Wie kann ich meinem Land dienen? Indem ich zur Bundeswehr gehe, hat Nariman Hammouti-Reinke vor 14 Jahren beschlossen. Damals war sie eine der ersten Frauen und eine der wenigen Soldatinnen mit Migrationshintergrund. Was sich seitdem in der Bundeswehr verändert hat, was gut läuft und was nicht, hat sie jetzt in einem Buch aufgeschrieben.

"Ich diene Deutschland. Ein Plädoyer für die Bundeswehr – und warum sie sich ändern muss". So lautet der vielsagende Titel des Buches, das die Offizierin und Sicherheitsbeauftragte der Deutschen Bundeswehr verfasst hat.

Die Angst ist immer da

In einen Kampfeinsatz zu gehen, sei nichts Schönes, sagt die Soldatin und Muslima. Irgendwann schleiche sich zwar ein bisschen Routine ein und man werde ein bisschen stumpfer in seinen Emotionen. Doch im Krieg beschossen zu werden – zum ersten Mal ist ihr das bei einem Raketenangriff auf das Bundeswehrlager Kundus
in Afghanistan passiert – sei immer schlimm.

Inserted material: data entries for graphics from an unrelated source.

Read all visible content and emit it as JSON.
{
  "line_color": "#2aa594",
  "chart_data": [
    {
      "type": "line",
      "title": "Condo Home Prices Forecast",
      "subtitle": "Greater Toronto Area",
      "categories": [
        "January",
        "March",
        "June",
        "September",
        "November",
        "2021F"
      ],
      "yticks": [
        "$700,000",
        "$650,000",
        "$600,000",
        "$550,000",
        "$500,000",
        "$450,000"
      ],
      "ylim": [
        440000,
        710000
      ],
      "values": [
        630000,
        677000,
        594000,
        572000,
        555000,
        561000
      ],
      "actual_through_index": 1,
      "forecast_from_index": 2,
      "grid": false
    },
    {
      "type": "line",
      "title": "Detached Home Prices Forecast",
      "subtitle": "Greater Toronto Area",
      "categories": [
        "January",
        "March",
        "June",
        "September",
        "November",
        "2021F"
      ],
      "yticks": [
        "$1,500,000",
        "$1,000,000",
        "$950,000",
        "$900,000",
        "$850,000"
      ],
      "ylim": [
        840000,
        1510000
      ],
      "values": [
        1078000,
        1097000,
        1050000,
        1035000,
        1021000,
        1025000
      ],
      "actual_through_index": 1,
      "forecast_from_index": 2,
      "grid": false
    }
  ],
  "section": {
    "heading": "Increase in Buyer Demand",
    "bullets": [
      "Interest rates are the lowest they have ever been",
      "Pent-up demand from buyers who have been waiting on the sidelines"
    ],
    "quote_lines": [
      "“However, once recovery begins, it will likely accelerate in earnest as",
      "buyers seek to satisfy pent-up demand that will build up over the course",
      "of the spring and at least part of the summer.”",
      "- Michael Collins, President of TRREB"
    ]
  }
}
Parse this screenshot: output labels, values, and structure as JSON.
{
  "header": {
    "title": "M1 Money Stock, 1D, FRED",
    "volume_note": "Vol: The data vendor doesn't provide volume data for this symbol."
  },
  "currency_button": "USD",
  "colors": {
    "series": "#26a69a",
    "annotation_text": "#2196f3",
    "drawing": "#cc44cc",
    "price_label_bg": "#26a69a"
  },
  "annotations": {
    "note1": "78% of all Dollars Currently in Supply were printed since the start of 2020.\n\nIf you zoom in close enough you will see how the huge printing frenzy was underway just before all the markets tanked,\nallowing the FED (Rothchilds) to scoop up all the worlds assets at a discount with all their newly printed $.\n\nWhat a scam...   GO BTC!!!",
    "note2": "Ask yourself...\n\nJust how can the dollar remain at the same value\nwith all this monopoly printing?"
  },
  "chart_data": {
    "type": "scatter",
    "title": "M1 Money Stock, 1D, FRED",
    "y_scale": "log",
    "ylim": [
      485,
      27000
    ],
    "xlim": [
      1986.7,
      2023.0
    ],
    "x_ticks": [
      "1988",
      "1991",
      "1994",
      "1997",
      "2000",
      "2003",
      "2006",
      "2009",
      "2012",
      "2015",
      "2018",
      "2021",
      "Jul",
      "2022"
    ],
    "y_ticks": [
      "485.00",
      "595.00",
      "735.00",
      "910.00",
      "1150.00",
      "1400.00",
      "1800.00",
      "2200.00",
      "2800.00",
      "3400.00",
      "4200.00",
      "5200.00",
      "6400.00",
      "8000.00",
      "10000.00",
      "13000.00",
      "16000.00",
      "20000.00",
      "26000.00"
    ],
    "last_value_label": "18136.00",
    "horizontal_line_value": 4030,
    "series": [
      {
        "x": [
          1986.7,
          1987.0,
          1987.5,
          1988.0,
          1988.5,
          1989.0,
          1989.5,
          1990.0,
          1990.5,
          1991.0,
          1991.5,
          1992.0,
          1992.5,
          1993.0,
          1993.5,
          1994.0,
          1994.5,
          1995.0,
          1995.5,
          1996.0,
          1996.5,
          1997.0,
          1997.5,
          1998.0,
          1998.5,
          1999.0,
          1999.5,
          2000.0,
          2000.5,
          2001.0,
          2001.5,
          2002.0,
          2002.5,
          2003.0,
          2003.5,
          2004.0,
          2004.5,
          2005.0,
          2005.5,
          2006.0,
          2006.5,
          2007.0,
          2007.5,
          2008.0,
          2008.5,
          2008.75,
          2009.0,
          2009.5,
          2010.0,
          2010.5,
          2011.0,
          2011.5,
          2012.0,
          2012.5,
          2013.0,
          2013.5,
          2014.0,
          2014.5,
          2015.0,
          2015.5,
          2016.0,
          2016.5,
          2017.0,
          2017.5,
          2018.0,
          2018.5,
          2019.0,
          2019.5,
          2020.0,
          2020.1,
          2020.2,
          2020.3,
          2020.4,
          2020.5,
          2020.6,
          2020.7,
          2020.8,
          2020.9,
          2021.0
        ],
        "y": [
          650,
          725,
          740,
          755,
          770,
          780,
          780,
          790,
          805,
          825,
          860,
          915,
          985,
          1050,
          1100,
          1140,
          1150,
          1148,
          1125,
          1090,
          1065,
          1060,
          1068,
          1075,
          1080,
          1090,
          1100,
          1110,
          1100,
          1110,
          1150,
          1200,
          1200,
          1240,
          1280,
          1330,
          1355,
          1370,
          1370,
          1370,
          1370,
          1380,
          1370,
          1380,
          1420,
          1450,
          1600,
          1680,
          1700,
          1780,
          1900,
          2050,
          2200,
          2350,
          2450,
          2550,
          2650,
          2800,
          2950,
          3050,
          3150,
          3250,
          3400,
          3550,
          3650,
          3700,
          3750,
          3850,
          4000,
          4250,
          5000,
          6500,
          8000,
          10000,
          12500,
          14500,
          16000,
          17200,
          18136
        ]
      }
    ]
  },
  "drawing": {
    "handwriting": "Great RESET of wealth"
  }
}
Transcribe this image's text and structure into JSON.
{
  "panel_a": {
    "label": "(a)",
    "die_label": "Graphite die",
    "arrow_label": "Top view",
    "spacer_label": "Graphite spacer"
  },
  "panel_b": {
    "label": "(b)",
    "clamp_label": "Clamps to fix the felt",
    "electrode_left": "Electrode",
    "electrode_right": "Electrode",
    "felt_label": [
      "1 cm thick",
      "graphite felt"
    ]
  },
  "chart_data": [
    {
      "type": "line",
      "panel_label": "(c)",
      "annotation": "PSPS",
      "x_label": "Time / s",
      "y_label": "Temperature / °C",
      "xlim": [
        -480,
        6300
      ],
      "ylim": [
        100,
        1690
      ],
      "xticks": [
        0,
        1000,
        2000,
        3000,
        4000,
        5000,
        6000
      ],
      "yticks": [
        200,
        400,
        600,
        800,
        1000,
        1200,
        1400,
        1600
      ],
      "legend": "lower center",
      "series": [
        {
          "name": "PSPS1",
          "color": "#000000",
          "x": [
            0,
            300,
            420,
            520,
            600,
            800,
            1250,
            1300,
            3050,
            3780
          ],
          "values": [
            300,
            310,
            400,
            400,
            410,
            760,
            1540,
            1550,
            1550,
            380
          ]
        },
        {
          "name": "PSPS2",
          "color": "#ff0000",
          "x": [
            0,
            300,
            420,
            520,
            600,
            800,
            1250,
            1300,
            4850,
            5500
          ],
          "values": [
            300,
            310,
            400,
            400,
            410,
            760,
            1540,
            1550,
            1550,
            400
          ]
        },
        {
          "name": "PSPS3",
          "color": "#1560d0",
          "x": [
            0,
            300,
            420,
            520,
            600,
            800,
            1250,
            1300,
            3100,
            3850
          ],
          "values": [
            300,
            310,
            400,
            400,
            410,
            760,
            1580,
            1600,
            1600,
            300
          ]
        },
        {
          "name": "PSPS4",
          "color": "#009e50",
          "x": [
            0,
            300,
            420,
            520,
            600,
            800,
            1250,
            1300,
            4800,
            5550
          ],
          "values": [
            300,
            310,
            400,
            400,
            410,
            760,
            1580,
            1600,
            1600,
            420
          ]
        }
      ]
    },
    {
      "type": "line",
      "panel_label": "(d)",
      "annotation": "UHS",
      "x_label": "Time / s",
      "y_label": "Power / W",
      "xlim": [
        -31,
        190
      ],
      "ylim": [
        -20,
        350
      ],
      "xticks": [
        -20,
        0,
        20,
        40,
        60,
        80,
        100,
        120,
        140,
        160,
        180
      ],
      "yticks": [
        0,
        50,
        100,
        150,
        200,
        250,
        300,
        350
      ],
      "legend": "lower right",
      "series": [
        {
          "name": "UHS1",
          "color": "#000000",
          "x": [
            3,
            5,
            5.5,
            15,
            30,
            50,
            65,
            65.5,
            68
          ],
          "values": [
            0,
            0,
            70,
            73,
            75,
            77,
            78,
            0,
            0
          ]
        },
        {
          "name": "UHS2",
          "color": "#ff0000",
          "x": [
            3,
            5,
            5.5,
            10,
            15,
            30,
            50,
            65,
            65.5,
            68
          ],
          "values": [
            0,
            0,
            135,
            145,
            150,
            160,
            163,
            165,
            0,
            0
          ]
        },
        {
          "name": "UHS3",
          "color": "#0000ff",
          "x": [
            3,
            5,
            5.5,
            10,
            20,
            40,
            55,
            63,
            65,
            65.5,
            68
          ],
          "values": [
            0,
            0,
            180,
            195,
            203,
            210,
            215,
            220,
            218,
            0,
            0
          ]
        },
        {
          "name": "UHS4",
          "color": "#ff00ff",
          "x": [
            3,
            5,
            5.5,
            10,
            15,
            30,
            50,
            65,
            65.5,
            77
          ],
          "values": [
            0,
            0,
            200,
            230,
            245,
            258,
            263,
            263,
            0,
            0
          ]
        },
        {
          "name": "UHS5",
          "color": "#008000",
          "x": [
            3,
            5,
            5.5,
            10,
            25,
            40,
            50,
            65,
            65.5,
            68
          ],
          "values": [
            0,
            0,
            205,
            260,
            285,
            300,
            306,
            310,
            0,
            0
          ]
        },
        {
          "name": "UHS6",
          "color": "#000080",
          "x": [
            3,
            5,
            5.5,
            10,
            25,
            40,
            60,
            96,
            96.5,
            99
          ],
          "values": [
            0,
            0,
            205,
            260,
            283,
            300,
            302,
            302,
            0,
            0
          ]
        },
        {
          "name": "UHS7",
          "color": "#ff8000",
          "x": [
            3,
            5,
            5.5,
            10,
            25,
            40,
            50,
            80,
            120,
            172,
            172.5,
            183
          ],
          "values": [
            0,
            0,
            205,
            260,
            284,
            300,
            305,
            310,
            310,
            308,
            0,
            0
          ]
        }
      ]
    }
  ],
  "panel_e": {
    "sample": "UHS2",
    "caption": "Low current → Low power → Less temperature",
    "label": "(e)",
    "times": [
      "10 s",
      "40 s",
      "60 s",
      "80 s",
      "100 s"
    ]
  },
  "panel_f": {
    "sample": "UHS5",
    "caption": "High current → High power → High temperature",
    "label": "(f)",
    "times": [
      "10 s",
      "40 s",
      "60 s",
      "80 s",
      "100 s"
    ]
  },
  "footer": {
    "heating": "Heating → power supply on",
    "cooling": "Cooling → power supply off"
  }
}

"Man hat immer Angst. Das ist nicht schön. An Krieg kann man sich nicht gewöhnen."
Nariman Hammouti-Reinke, Bundeswehrsoldatin

Als Frau mit Migrationshintergrund – ihre Eltern stammen aus Marokko – werde man diskriminiert und habe mit Vorurteilen zu kämpfen, sagt Nariman Hammouti-Reinke. Sie hat sich aber durchgeboxt und nie aufgegeben. Mittlerweile ist die Offizierin zu einer Art Botschafterin für Minderheiten in der Bundeswehr geworden.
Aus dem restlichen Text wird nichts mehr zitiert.